I spot checked a couple:

10483	2016-02-03	10.1101/038729	2016-07-29	10.1534/genetics.116.187369
10155	2017-01-09	10.1101/098095	2016-07-29	10.1534/genetics.116.187369
26064	2016-05-26	10.1101/055517	2017-03-17	10.1534/genetics.116.196303
25909	2016-09-28	10.1101/078279	2017-03-17	10.1534/genetics.116.196303

Looks like it might be folks uploading revisions...

I can envision a situation where multiple preprints end up being published in the same journal article. For example, perhaps two preprints were combined into a single work that was then published in a journal. Or as @cgreene mentions:

Looks like it might be folks uploading revisions...

I've gone through a few more:

I thought I initially found one where it did not seem like the preprints should both be associated to the same journal publication... although given that many of these don't seem to be errors, I am not too worried.

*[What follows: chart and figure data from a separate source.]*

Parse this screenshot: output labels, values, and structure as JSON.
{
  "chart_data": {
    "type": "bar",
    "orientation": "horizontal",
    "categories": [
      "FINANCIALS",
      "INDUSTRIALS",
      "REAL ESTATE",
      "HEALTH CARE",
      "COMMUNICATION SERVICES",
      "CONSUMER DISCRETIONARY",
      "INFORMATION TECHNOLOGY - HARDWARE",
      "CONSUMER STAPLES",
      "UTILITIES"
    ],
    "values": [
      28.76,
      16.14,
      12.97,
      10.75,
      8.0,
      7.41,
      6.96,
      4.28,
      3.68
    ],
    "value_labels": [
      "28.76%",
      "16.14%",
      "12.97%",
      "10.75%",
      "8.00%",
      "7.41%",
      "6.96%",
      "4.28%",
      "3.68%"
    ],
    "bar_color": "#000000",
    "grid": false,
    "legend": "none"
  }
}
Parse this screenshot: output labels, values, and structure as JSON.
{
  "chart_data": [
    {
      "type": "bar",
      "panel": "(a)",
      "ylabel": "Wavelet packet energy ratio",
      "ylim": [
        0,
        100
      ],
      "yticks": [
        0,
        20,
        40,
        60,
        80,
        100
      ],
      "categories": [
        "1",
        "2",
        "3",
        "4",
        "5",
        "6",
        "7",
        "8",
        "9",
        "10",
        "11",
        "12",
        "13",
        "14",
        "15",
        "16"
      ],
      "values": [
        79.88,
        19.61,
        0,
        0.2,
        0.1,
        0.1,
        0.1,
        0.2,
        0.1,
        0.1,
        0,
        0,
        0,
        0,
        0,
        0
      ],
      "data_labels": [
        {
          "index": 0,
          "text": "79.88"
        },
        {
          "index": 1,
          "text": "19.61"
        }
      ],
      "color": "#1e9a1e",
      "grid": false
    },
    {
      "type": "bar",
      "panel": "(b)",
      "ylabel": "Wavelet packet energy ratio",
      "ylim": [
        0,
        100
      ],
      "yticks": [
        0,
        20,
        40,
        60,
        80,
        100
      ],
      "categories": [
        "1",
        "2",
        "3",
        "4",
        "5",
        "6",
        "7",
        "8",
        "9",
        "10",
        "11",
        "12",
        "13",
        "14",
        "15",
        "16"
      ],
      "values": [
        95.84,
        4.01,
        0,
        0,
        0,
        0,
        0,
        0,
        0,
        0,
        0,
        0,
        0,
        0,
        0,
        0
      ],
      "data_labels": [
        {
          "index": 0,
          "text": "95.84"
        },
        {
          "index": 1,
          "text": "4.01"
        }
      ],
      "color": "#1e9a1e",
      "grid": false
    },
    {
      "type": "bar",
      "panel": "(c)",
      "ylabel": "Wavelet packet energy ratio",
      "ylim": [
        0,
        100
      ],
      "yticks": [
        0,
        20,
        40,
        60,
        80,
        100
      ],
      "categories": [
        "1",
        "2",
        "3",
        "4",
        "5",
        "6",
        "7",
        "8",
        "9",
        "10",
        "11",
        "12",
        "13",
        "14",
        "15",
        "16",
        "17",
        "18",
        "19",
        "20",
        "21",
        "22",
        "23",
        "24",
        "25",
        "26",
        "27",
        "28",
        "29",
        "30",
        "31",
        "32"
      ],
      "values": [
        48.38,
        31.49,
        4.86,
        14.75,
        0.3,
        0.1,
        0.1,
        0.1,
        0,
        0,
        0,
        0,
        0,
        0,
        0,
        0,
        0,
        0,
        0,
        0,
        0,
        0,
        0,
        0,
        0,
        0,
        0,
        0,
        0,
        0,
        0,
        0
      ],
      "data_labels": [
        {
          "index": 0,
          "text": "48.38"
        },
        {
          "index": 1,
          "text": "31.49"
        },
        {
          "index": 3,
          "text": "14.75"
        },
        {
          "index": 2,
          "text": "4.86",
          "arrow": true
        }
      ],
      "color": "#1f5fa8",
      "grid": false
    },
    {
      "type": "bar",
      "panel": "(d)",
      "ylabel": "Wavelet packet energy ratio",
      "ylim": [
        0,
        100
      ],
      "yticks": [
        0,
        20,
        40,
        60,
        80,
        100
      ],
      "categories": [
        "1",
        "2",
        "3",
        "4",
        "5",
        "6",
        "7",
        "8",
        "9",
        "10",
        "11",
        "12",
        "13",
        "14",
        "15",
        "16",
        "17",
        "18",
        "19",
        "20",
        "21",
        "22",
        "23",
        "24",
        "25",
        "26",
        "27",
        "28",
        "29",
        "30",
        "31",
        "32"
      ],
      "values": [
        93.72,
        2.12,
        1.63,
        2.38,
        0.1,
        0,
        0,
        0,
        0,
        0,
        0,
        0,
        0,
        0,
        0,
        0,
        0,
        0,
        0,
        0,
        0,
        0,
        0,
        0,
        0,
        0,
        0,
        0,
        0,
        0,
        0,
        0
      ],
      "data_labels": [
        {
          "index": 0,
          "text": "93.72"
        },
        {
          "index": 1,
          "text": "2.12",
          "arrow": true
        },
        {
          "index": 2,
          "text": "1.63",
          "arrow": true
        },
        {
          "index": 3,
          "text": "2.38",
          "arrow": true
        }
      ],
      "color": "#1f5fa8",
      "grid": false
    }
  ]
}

This one is really odd. The number of authors dropped with the later preprint but went back up for the journal (if it's a revision):
https://doi.org/10.1101/008755 and https://doi.org/10.1101/046995 both published in https://doi.org/10.1016/j.ajhg.2015.03.004. I am not sure about this one.

In any case, I agree with you that it doesn't seem like a big deal.

Tweeted:

Playing with #Rxivist database and noticed instances where multiple #preprints were marked as published by the same journal article.
Many seem like revisions posted as new preprints or other corner cases. 
@biorxivpreprint, how do publications get matched?